The Boston chapter of the NAACP, however, moved quickly to scuttle the Black Parent Committee’s attempt to dismantle forced busing.
School choice was finally implemented in Boston, however, in 1989. Here’s an interview with Hardin Coleman, dean of the School of Education at Boston University, who heads an advisory committee to the Boston mayor, tasked with the job of recommending ways to improve the school choice system. Coleman is a black man, and here are his views of where the situation is now. He sounds like a very reasonable guy to me:
Q: How big a role does choice play in the quality of schools?
A: What studies are finding is that it doesn’t matter what kind of school it is””for example, if it’s a magnet school or whether parents have choice.
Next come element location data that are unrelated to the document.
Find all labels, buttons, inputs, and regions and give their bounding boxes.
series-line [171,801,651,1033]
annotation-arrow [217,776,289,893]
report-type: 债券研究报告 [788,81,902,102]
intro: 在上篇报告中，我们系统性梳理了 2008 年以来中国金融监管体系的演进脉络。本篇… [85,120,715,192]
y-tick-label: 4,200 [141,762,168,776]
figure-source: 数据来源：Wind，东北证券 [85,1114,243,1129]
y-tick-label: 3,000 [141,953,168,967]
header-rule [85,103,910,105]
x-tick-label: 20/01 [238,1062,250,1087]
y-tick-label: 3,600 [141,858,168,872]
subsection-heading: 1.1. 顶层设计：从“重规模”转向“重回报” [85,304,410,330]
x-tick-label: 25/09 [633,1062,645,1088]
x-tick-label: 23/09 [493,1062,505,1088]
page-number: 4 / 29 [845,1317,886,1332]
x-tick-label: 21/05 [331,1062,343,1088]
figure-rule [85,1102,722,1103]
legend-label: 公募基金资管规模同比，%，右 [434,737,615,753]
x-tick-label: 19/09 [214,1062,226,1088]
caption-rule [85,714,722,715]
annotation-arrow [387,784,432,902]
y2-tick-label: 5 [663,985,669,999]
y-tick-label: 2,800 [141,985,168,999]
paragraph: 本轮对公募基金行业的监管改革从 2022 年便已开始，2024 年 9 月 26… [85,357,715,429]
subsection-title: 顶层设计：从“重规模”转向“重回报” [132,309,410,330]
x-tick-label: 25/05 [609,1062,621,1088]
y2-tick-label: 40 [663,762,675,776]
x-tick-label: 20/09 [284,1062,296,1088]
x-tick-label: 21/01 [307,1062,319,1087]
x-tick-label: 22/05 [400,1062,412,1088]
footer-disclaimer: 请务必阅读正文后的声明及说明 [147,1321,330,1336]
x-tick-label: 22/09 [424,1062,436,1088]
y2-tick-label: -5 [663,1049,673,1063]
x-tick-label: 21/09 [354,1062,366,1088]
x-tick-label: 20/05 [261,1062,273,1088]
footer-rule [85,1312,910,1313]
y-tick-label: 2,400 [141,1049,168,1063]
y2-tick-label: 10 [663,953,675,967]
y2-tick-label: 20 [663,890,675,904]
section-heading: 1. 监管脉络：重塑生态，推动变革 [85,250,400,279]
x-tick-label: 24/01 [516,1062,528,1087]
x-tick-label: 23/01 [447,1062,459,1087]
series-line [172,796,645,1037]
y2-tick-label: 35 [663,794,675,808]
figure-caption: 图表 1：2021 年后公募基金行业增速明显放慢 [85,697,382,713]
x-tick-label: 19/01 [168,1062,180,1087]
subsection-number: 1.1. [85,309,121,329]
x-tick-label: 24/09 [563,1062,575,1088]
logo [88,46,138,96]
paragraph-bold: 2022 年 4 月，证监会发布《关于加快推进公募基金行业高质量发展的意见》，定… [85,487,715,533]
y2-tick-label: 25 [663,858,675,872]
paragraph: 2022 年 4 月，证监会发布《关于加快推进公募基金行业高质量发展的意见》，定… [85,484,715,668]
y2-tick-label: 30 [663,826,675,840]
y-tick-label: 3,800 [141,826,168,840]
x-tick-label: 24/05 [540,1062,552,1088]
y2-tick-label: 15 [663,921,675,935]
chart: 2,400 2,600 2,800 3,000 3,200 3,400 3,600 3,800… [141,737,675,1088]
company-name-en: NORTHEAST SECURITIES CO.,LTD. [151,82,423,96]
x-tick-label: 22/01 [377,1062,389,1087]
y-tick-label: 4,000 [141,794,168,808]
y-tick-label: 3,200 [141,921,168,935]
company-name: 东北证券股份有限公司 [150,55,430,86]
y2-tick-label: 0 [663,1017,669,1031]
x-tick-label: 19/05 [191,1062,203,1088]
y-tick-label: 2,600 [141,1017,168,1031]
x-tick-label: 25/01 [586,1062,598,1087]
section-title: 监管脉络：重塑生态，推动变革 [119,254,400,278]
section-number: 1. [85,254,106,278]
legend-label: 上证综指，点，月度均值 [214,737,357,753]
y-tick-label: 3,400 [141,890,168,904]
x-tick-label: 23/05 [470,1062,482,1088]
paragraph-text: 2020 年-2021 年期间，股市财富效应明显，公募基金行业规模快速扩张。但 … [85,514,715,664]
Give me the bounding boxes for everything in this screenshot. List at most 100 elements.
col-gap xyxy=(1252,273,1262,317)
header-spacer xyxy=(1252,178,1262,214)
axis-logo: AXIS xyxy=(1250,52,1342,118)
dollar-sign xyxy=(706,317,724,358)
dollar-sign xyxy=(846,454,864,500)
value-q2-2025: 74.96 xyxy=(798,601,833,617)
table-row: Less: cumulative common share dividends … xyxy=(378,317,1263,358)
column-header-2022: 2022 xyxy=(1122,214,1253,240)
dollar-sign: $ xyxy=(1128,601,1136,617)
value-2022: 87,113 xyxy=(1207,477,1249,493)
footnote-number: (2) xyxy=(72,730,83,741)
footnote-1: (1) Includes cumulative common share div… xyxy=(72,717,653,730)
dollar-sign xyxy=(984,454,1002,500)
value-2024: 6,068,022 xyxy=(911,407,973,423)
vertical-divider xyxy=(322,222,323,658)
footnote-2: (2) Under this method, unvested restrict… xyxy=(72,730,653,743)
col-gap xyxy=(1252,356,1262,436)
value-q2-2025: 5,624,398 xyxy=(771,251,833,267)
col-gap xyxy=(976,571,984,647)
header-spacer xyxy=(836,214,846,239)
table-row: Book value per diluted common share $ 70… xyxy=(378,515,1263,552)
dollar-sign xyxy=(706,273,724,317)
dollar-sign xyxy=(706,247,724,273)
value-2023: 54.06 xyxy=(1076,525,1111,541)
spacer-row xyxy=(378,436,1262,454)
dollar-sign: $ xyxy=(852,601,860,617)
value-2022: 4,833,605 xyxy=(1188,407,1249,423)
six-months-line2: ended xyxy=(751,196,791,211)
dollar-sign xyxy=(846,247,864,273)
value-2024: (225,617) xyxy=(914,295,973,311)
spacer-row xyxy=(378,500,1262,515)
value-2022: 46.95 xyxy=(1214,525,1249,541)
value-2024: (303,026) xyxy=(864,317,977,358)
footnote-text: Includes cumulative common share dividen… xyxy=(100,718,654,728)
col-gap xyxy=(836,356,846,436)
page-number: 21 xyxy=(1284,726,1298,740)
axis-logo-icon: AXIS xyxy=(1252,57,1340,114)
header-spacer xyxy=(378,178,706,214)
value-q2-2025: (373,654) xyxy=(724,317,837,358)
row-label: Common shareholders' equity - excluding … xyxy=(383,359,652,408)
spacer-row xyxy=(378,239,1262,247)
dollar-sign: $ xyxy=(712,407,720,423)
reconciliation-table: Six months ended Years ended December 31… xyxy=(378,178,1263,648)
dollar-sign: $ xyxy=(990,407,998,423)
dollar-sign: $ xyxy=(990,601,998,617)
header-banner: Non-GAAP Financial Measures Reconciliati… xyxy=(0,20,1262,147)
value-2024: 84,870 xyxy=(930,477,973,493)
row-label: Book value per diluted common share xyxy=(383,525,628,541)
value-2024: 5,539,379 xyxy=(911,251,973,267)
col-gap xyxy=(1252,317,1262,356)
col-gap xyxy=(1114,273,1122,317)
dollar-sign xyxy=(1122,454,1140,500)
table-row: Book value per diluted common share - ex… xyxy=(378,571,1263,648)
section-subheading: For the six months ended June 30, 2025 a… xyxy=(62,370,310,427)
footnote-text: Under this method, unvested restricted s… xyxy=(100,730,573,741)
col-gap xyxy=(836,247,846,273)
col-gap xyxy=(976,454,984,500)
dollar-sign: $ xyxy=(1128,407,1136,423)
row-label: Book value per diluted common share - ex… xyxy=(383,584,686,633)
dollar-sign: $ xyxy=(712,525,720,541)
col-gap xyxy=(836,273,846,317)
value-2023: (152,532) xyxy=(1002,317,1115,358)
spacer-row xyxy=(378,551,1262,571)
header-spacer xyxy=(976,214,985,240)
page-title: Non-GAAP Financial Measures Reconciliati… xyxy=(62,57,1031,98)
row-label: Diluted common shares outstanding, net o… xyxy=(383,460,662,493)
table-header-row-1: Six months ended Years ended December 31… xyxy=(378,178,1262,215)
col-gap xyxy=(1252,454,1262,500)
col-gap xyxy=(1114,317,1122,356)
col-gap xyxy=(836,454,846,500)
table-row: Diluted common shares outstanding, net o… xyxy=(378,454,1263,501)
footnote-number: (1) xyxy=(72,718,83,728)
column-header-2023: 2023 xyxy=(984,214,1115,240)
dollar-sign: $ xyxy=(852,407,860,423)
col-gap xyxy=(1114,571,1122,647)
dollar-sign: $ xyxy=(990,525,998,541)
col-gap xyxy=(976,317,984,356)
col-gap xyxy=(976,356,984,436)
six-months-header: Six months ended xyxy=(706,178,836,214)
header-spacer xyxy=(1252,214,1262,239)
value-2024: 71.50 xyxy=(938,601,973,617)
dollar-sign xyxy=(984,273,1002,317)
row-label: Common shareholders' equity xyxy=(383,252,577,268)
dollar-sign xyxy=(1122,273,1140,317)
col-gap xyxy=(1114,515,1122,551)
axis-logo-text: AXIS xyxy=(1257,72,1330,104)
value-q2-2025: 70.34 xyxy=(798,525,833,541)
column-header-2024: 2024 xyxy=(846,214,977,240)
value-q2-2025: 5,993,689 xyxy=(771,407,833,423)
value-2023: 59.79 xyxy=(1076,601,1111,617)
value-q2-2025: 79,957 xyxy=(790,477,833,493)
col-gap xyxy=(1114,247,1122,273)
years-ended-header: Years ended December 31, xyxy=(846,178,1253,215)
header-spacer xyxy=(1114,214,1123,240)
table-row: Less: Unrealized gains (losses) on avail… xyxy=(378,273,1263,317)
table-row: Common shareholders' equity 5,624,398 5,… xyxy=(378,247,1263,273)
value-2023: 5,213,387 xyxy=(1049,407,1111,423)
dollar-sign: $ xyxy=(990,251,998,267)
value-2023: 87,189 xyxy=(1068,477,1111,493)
It comes down to the quality of the teachers. The more high-quality teachers you have in a school, the better it will perform, regardless of the type of students. Poverty in general predicts educational outcome phenomenally, but if you look at a school with a high poverty rate that is performing well, the difference is in the quality of the teachers.
By 2014, the district will be spending $100 million on transportation before it buys a book or hires a teacher. You have to wonder what the district as a whole gains with that. If you put that money into improving the schools by recruiting and retaining good teachers, then students could go to a good school near their home. That would in turn reduce transportation costs. Which is the best investment? Having a quality school or choice and transportation. I might be tipping my hand a little on what I believe.
Q: Is race an issue in this conversation?
A: Yes and no. My father [William T. Coleman (Hon.’10)] [who was a lawyer involved in Brown v. Board of Education] believes the only way to improve educational outcomes is to have desegregated schools. I disagree with him, and we have argued about this for years. I think the most important factor is competent teachers in the classroom. The data support me. But that question is inconsequential here because Boston busing is no longer integrating students. The population is only 15 percent Anglo. You are moving culturally diverse kids around to schools with other culturally diverse kids. So there’s no busing pattern that would create integration unless you opened it up to the suburbs, such as Brookline, Newton, Winchester. Then you’d get racial and economic balance. But you can’t do that. So busing in Boston serves no purpose when it comes to integration.
But in the big picture, the darker you are, the poorer you are, and if you are male, you are more likely to fail in American schools than if you are white, wealthy, and female. And that data is national. The question becomes, what do we do to reduce the risk factors for our poor black males. Improving schools would be one answer.
In Coleman’s answer and in his own life and arguments with his father, and in the dilemma of Boston’s schools, you can see the trajectory of views on the problem over time. At first it was thought that integration would do the trick. Then it wasn’t just de jure integration, it had to be de facto. But the method used by the court system to accomplish this served the needs of almost no one, and dealt a huge blow to both communities involved and the public school system in the city as a whole. Now Boston is still engaged in picking up the pieces.